The professor of economics and international affairs at Princeton University made the comments at the Asian Financial Forum (AFF) 2015.
Concerned over the pessimism in Europe and a possible deflation in the United States, Krugman described the world as "scary" while saying "future still does belong to China, but maybe the future is a little bit further out we thought what it was."
He said China faces challenges including demographic changes and magnitudes of adjustment.
"China is a classic dual economy with a relatively advanced urban, coastal sector and a sort of backward hinterland rural sector, but it has been so successful in growing its modern economy," he said.
The demographic challenge, which is partially related to the country's one-child policy, means that the effective labor force in the country is actually slowing, according to the professor.

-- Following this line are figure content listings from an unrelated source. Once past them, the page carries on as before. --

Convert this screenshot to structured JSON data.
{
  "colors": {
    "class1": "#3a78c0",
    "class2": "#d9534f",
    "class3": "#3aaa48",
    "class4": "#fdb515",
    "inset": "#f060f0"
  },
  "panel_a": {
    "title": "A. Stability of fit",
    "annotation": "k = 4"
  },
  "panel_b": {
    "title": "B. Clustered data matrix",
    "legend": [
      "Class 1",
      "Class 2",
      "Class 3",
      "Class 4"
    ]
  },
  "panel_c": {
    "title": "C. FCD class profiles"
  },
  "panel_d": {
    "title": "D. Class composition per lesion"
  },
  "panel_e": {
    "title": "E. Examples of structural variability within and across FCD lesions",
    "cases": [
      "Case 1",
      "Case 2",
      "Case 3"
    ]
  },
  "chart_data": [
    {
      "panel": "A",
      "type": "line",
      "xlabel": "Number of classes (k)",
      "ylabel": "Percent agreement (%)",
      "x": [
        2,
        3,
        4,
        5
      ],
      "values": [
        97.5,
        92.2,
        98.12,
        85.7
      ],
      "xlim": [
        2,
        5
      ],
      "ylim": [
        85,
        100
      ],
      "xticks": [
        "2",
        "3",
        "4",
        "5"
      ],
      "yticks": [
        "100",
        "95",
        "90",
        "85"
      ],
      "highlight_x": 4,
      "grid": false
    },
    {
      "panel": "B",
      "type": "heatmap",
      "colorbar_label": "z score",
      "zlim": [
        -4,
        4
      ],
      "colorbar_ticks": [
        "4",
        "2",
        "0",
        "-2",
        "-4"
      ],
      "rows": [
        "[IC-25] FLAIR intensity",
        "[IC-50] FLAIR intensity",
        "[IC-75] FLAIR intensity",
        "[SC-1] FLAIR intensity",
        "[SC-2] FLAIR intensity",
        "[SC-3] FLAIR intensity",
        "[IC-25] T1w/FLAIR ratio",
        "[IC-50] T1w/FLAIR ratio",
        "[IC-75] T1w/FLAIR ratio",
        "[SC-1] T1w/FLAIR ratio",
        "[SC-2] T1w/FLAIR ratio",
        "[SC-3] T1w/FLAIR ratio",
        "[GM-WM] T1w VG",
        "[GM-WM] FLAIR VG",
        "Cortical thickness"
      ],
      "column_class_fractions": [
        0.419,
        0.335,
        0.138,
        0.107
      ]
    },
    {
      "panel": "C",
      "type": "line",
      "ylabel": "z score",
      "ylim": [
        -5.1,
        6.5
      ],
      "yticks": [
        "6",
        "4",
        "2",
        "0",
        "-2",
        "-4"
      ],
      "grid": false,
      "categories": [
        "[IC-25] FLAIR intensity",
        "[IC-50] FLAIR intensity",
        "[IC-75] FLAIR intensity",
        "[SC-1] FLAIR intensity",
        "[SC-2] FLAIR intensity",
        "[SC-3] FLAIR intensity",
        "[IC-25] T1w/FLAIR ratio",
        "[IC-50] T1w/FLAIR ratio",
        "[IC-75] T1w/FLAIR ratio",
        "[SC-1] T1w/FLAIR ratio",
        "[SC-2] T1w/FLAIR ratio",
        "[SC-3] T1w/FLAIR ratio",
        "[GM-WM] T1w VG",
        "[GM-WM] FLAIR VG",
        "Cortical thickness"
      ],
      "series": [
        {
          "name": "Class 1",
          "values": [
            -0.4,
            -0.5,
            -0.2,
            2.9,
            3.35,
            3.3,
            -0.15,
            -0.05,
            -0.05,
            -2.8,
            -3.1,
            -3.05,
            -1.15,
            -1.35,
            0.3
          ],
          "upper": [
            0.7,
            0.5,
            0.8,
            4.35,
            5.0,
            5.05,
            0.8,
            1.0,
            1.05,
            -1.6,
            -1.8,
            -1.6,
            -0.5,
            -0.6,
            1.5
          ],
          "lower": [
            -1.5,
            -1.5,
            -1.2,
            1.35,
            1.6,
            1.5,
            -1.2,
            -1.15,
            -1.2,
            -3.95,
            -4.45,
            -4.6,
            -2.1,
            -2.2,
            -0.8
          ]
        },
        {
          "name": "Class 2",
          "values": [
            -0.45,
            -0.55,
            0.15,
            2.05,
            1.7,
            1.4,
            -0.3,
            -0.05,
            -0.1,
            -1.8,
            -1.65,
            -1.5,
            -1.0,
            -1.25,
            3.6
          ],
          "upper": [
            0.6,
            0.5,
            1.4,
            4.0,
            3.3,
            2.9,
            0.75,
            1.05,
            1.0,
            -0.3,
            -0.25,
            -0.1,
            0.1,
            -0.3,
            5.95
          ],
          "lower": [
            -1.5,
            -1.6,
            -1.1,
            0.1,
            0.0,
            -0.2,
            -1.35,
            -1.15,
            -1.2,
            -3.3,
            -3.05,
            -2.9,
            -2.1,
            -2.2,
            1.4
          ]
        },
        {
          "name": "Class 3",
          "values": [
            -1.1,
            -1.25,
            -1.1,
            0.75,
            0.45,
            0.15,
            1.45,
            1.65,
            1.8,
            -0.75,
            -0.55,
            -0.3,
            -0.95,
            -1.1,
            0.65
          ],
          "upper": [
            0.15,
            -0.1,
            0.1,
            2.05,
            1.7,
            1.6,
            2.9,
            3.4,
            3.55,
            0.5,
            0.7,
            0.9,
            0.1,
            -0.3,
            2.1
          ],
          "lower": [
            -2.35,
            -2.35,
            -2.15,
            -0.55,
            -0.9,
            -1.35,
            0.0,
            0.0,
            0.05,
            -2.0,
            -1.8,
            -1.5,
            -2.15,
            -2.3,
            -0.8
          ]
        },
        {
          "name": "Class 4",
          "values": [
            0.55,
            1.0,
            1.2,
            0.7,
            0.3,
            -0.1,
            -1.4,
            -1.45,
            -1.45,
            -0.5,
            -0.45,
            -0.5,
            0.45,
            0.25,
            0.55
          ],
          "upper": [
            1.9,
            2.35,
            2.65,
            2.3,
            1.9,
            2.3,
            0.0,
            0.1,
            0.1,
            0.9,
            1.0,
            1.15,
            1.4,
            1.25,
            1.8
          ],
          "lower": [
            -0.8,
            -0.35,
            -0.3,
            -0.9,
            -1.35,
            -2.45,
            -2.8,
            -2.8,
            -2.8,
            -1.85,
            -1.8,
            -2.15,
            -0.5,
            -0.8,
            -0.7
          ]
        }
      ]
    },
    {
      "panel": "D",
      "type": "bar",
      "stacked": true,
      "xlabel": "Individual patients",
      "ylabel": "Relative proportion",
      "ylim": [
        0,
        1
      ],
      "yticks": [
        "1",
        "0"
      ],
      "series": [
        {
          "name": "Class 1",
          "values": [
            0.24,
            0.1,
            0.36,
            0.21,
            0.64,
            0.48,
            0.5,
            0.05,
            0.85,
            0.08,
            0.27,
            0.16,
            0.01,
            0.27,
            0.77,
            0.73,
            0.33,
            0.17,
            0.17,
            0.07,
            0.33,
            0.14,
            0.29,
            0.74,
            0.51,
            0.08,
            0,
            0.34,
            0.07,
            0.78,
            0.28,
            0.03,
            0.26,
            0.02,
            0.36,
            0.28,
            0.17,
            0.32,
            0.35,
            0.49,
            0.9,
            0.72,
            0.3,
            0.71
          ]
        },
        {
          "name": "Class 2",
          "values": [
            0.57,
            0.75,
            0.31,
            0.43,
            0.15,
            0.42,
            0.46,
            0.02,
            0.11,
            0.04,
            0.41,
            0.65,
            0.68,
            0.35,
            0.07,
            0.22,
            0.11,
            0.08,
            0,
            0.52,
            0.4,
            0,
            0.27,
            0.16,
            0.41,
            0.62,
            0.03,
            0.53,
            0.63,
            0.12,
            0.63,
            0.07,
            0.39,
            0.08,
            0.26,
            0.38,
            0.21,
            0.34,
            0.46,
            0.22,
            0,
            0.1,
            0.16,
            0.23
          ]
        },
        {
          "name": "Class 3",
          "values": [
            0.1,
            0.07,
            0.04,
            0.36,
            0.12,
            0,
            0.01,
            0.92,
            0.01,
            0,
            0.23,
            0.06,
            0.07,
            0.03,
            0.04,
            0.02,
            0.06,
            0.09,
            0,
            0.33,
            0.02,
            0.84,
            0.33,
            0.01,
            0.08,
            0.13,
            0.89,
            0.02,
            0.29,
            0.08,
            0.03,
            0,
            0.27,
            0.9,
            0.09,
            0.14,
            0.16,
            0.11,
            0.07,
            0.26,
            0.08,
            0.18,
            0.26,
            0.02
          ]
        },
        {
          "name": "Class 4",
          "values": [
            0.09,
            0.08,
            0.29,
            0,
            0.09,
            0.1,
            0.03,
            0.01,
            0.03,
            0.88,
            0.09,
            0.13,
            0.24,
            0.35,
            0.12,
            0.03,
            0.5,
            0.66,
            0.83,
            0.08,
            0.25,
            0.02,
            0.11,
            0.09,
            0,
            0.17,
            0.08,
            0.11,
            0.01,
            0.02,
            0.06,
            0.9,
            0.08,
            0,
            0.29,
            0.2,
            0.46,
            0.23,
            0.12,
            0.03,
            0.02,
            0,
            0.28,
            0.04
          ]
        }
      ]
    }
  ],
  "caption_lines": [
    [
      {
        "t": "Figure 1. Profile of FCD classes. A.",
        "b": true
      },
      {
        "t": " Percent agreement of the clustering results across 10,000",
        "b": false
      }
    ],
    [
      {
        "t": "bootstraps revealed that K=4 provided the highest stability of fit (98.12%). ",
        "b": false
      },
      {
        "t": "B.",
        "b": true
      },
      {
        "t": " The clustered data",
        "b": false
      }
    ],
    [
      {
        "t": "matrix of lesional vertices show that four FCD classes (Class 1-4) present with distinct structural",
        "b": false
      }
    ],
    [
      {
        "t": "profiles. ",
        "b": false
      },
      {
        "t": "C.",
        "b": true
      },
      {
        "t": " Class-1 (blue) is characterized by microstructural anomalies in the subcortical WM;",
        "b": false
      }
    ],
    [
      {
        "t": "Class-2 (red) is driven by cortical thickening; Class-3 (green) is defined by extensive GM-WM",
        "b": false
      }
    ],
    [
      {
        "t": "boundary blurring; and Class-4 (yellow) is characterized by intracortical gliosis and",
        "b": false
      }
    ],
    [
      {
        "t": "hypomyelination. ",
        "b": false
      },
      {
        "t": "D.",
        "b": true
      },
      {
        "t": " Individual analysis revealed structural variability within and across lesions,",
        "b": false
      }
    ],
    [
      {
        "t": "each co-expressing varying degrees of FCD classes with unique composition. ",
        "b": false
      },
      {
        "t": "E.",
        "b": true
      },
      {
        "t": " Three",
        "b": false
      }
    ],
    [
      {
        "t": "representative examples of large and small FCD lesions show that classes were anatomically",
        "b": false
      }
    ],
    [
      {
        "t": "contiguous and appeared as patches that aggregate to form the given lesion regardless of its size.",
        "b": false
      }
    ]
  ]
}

On the transition of China's economic development, the professor said the country needs to expand consumption to sustain its economic growth, suggesting that more policies should be made to encourage spending, for example, to create a stronger social safety net.
Talking about China's Hong Kong, the professor is quite optimistic by comparing the administrative region with Switzerland as the two look similar in terms of "numbers" such as gigantic foreign exchange reserves.
"This is all about psychology and dogma ... Hong Kong is a long- standing institutional thing, (it has) sound policies to maintain the existing system ... what matters is how it looks like in the minds of the public," he said.
He added that the people in China probably have a much better idea than he does to solve problems in the progress of economic development.